I guess you need to rely more on third-party apps in the MarketPlace to mature more than anything special from MS itself for the OS. Looking forward to the next two announced updates where they promise Cut-N-Paste support, better multitasking developer APIs, improved user customisability etc.
Sadly half the fun disappears when there is no connectivity (don't have 3G yet) and GPRS/EDGE is too slow.
Also noticed the OS does not have indic fonts so any apps/browser/facebook etc where people post messages/emails with Hindi shows as blocks/squares. Visited baidu.com and it displays chinese characters apparently just fine. I'm sure they'll fix this stuff in upcoming updates, certainly by the time India launch happens.
Tried doing a search in the Gmail built in app, at first it looked like it was not doing anything and when I clicked the search hardware button it did a web search, was disappointed. Started to log in to gmail web mobile site to search for emails. Then had a thought, went into Hotmail app and there it searched emails fine! Was thinking to myself "SUE THE EVIL EMPIRE BASTARDS AGAIN" for crippling gmail search but then went back into the gmail app and realised the search was happening just app was unresponsive while it was scanning around 5000 conversations (15,000 emails) in my Inbox!
So search works quite well, no need to sue these buggers.
Then I checked my gmail account in desktop browser and see there are about 15k emails in my inbox and perhaps about 50k emails archived using just under 1GB storage.

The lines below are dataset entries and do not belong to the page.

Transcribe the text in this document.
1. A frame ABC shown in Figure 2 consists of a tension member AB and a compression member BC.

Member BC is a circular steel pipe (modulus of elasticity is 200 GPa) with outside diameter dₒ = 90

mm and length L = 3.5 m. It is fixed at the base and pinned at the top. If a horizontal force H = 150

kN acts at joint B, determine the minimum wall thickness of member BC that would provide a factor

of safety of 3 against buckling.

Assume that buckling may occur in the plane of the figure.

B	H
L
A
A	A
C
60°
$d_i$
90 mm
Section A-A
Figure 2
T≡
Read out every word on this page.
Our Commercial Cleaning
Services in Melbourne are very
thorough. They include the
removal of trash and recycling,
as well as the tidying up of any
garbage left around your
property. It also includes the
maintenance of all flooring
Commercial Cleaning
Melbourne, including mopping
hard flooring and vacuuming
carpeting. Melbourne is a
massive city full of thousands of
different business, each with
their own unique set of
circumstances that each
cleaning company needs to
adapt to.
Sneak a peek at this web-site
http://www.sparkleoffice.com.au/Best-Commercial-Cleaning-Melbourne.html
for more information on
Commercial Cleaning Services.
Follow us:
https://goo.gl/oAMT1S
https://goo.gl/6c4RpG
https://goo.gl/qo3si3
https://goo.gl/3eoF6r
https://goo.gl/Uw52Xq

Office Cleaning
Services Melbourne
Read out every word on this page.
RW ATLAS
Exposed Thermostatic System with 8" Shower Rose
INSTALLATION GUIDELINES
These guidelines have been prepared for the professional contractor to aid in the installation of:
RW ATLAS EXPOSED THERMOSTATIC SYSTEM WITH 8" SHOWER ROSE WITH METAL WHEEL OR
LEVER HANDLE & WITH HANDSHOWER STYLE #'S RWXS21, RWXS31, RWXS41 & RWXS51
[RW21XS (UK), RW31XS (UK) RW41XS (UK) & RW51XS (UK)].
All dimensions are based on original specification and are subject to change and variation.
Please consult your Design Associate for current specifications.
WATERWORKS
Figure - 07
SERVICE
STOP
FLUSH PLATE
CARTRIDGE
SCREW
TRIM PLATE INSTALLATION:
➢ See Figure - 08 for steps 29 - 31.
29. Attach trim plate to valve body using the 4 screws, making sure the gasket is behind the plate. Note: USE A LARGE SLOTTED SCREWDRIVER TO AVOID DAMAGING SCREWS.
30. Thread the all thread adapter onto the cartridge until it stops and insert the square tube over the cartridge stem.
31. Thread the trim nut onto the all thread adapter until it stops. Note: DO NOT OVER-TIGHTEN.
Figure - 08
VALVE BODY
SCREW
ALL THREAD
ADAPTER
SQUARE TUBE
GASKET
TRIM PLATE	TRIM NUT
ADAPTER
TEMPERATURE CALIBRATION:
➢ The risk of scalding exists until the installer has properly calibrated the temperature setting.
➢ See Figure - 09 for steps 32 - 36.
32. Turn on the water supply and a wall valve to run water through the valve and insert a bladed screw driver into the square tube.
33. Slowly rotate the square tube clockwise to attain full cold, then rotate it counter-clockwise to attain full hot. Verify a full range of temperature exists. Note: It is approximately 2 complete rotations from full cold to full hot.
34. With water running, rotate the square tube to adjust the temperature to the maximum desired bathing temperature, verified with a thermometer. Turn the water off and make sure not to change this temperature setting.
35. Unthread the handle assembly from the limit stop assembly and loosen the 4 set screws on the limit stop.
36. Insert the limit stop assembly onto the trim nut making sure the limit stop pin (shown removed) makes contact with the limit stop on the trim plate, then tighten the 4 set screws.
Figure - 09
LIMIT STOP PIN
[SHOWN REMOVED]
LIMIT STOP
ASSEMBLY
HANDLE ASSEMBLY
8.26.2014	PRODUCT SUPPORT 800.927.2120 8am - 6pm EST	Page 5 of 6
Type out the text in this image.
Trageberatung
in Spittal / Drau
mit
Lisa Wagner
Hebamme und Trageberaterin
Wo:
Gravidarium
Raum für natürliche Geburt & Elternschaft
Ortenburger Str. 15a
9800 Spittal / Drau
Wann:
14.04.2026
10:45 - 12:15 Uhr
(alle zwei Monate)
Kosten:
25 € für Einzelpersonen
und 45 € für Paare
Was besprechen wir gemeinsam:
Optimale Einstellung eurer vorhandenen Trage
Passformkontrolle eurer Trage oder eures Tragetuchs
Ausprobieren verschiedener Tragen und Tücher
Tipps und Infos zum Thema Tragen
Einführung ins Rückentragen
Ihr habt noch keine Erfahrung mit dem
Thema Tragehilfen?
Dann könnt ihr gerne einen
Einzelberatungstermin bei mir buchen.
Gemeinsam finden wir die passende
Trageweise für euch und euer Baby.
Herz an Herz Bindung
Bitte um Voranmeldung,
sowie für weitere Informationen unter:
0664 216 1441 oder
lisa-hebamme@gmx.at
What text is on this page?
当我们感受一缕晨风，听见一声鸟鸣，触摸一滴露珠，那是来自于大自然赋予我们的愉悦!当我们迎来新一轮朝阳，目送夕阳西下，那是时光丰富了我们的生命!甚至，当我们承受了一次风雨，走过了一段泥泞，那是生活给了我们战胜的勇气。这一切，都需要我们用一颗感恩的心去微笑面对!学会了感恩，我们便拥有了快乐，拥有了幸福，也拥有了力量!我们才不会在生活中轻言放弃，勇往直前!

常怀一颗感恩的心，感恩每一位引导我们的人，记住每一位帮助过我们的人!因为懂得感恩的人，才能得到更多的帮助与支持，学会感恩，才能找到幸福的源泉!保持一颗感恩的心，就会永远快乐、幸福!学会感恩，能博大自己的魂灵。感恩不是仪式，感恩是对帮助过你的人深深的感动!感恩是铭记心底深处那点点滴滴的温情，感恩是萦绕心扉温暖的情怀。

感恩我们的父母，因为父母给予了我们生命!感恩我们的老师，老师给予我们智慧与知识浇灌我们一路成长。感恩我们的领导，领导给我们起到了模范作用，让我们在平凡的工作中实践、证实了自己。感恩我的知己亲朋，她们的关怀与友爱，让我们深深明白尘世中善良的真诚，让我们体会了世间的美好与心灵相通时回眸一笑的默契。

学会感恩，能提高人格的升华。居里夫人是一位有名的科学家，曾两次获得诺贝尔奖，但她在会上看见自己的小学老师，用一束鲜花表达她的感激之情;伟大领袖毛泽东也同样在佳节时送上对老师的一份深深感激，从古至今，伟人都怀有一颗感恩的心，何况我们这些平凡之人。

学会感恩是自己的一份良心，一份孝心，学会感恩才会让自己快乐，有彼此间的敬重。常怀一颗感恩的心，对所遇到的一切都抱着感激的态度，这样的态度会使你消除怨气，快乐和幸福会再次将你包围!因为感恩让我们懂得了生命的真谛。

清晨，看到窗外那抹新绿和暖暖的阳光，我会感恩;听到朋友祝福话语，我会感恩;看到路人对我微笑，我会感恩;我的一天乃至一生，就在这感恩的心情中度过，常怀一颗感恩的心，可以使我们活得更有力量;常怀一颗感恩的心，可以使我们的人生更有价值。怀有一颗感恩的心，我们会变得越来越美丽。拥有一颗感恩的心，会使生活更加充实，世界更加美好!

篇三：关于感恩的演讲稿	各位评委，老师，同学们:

So selected the "All Mail" folder in the Gmail WP7 app and started to sync it to see how far it can handle it, it synced up to about 15k emails then I dont know what I did it started counting back down to ZERO and again started syncing currently reached 5k emails, will leave it for a few hours to see how that goes.
Next stress-test would be running Internet Explorer on various sites with as many tabs as it allows/can handle to see stability/performance in that department.
I've already mentioned the UI/tiles appear to crash or something even though the UI/menus themselves still respond and move around/animate, so some sort of nice recovery.
I wish Microsoft would publish videos/blogs with some technical details of how they engineered this OS like they used to do during
Windows Vista development on Channel 9 under Jim Allchin - since Steve Sinofsky (hope I got the names right) took over for Win7 development everything went back behind closed doors.
I would really be interested to know technical details about the OS guts, like I'm sure they're running multiple threads for UI/apps so it works smoothly without interfering/pausing each other and have basic multitasking in the OS itself for things like background syncing, listening to GSM radio for incoming calls etc.
---------- Post added at 11:08 PM ---------- Previous post was at 10:00 PM ----------
BTW, the MS Exchange ActiveSync corporate email problem I was getting has a solution which works for me:
When attempting to sync email on Windows Phone 7 you receive error code 85010001
Silly me for not doing a simple search on the error code and banging my head and trying to get help from my highly *competent* IT helpdesk who simply replied to my lengthy descriptive email with a one-liner "Sorry, we don't support HTC Windows" heh.